Backpropagation Flashcards
(14 cards)
What problem does backpropagation solve in training neural networks?
It efficiently computes the gradient of the loss with respect to every learnable parameter so that optimisation algorithms can update the weights.
What is a computational graph in the context of automatic differentiation?
A directed acyclic graph where each node represents the output of a primitive operation and edges indicate data flow, enabling systematic gradient computation.
Name the three pillars of automatic differentiation.
1) Computational graph representation, 2) Local derivatives for every primitive operation, 3) Chain rule to combine those derivatives across the graph.
What information is stored during the forward pass for use in backpropagation?
The output (and sometimes input) of each operation and a link (grad_fn
) describing how to compute that operation’s gradient.
Describe the backward pass (reverse‑mode autodiff) in plain words.
Starting from the loss node, gradients are propagated backwards through the graph, multiplying or adding local derivatives, to obtain gradients for all parameters.
Explain the chain rule conceptually as it applies to backpropagation.
The sensitivity of the loss to an earlier variable equals the sensitivity to its immediate parent multiplied by the parent’s sensitivity to that earlier variable, summed over all paths.

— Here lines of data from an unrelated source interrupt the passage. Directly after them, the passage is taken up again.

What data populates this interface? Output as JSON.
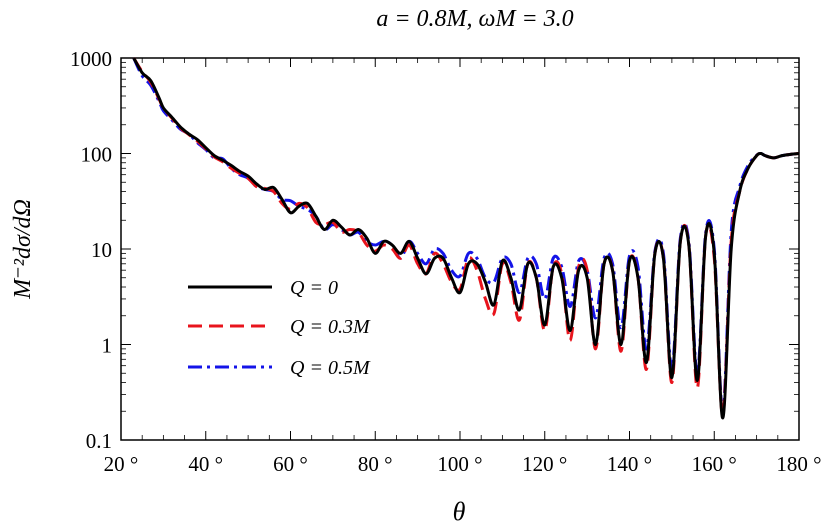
{
  "chart_data": {
    "type": "line",
    "title": "a = 0.8M, ωM = 3.0",
    "xlabel": "θ",
    "ylabel": "M⁻²dσ/dΩ",
    "x_scale": "linear",
    "y_scale": "log",
    "xlim": [
      20,
      180
    ],
    "ylim": [
      0.1,
      1000
    ],
    "x_ticks": [
      20,
      40,
      60,
      80,
      100,
      120,
      140,
      160,
      180
    ],
    "x_tick_labels": [
      "20 °",
      "40 °",
      "60 °",
      "80 °",
      "100 °",
      "120 °",
      "140 °",
      "160 °",
      "180 °"
    ],
    "y_ticks": [
      0.1,
      1,
      10,
      100,
      1000
    ],
    "y_tick_labels": [
      "0.1",
      "1",
      "10",
      "100",
      "1000"
    ],
    "legend_position": "lower-left",
    "grid": false,
    "series": [
      {
        "name": "Q = 0",
        "color": "#000000",
        "dash": "solid",
        "x": [
          23,
          25,
          27,
          29,
          30,
          32,
          34,
          36,
          38,
          40,
          42,
          44,
          46,
          48,
          50,
          52,
          54,
          56,
          58,
          60,
          62,
          64,
          66,
          68,
          70,
          72,
          74,
          76,
          78,
          80,
          82,
          84,
          86,
          88,
          90,
          92,
          94,
          96,
          98,
          100,
          102,
          104,
          106,
          108,
          110,
          112,
          114,
          116,
          118,
          120,
          122,
          124,
          126,
          128,
          130,
          132,
          134,
          136,
          138,
          140,
          142,
          144,
          146,
          148,
          150,
          152,
          154,
          156,
          158,
          160,
          162,
          164,
          166,
          168,
          170,
          171,
          172,
          174,
          176,
          178,
          180
        ],
        "y": [
          1000,
          700,
          580,
          380,
          300,
          240,
          190,
          160,
          140,
          115,
          95,
          85,
          75,
          65,
          58,
          48,
          42,
          44,
          33,
          24,
          28,
          30,
          22,
          16,
          20,
          17,
          14,
          16,
          13,
          9,
          12,
          11,
          9,
          12,
          8,
          5.5,
          8,
          8,
          5,
          3.5,
          7,
          7,
          4.5,
          2.6,
          7.5,
          5,
          2.3,
          7,
          5,
          1.6,
          6.5,
          5,
          1.4,
          6,
          5,
          1.0,
          7,
          6,
          1.0,
          7.5,
          5,
          0.65,
          9,
          8,
          0.45,
          12,
          11,
          0.42,
          14,
          9,
          0.17,
          10,
          40,
          70,
          95,
          100,
          95,
          90,
          95,
          98,
          100
        ]
      },
      {
        "name": "Q = 0.3M",
        "color": "#e8141c",
        "dash": "dashed",
        "x": [
          23,
          25,
          27,
          29,
          30,
          32,
          34,
          36,
          38,
          40,
          42,
          44,
          46,
          48,
          50,
          52,
          54,
          56,
          58,
          60,
          62,
          64,
          66,
          68,
          70,
          72,
          74,
          76,
          78,
          80,
          82,
          84,
          86,
          88,
          90,
          92,
          94,
          96,
          98,
          100,
          102,
          104,
          106,
          108,
          110,
          112,
          114,
          116,
          118,
          120,
          122,
          124,
          126,
          128,
          130,
          132,
          134,
          136,
          138,
          140,
          142,
          144,
          146,
          148,
          150,
          152,
          154,
          156,
          158,
          160,
          162,
          164,
          166,
          168,
          170,
          171,
          172,
          174,
          176,
          178,
          180
        ],
        "y": [
          1000,
          720,
          560,
          370,
          300,
          235,
          185,
          158,
          135,
          112,
          92,
          82,
          70,
          62,
          55,
          45,
          43,
          40,
          30,
          26,
          30,
          27,
          19,
          18,
          19,
          15,
          16,
          15,
          11,
          9.5,
          11,
          10,
          8,
          11,
          7,
          5.5,
          9,
          7,
          4.5,
          3.8,
          8,
          6,
          3,
          2.1,
          7,
          4.5,
          1.8,
          7,
          5,
          1.4,
          6.5,
          5.5,
          1.1,
          6.5,
          6,
          0.9,
          7,
          6,
          0.85,
          7.5,
          5,
          0.55,
          9,
          8,
          0.4,
          12,
          11,
          0.35,
          14,
          8,
          0.18,
          12,
          40,
          70,
          95,
          100,
          95,
          90,
          95,
          98,
          100
        ]
      },
      {
        "name": "Q = 0.5M",
        "color": "#1414e8",
        "dash": "dashdot",
        "x": [
          23,
          25,
          27,
          29,
          30,
          32,
          34,
          36,
          38,
          40,
          42,
          44,
          46,
          48,
          50,
          52,
          54,
          56,
          58,
          60,
          62,
          64,
          66,
          68,
          70,
          72,
          74,
          76,
          78,
          80,
          82,
          84,
          86,
          88,
          90,
          92,
          94,
          96,
          98,
          100,
          102,
          104,
          106,
          108,
          110,
          112,
          114,
          116,
          118,
          120,
          122,
          124,
          126,
          128,
          130,
          132,
          134,
          136,
          138,
          140,
          142,
          144,
          146,
          148,
          150,
          152,
          154,
          156,
          158,
          160,
          162,
          164,
          166,
          168,
          170,
          171,
          172,
          174,
          176,
          178,
          180
        ],
        "y": [
          1000,
          650,
          520,
          350,
          280,
          225,
          180,
          160,
          130,
          110,
          90,
          88,
          70,
          60,
          55,
          45,
          42,
          40,
          33,
          32,
          28,
          26,
          22,
          16,
          18,
          16,
          14,
          15,
          12,
          11,
          12,
          11,
          8,
          12,
          9,
          7,
          10,
          9,
          6,
          5.2,
          9,
          8,
          5,
          4.5,
          8,
          7,
          3.5,
          8,
          7,
          3.0,
          8,
          6.5,
          2.5,
          7.5,
          6,
          1.9,
          8,
          7,
          1.5,
          8.5,
          6.5,
          0.9,
          9.5,
          9,
          0.55,
          13,
          12,
          0.5,
          15,
          10,
          0.2,
          15,
          45,
          75,
          96,
          100,
          95,
          90,
          95,
          98,
          100
        ]
      }
    ]
  }
}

How does backprop handle operations with multiple inputs?
It computes a partial derivative for each input and sums their contributions when propagating gradients upstream.
Why must forward activations be saved until the backward pass finishes?
Many gradient formulas reuse forward values (e.g., 1/x for log), so storing them avoids expensive recomputation.
In PyTorch eager mode, how are operations recorded for gradient computation?
Each tensor that requires gradients keeps a reference to its creator operation in tensor.grad_fn
, forming the backward graph implicitly.
What qualifies as a primitive operation in autodiff frameworks?
Any operation with a hard‑coded derivative rule, such as addition, multiplication, logarithm, matrix multiplication, or ReLU.
Why is backpropagation memory‑intensive and how can memory be reduced?
All intermediate activations are kept for gradient computation; techniques like checkpointing re‑compute parts of the forward pass to trade compute for reduced memory.
Compare eager mode and graph mode (TorchScript) in PyTorch.
Eager executes operations immediately and stores only backward links, while graph mode builds the full forward graph first for optimisation and deployment.
Why can’t we symbolically differentiate an entire deep network expression?
The symbolic expression would be immensely large and impractical; autodiff breaks computation into manageable primitives with known derivatives.
How does the runtime of the backward pass compare to the forward pass?
It is typically of the same order because each primitive’s gradient computation requires a similar amount of work as its forward computation.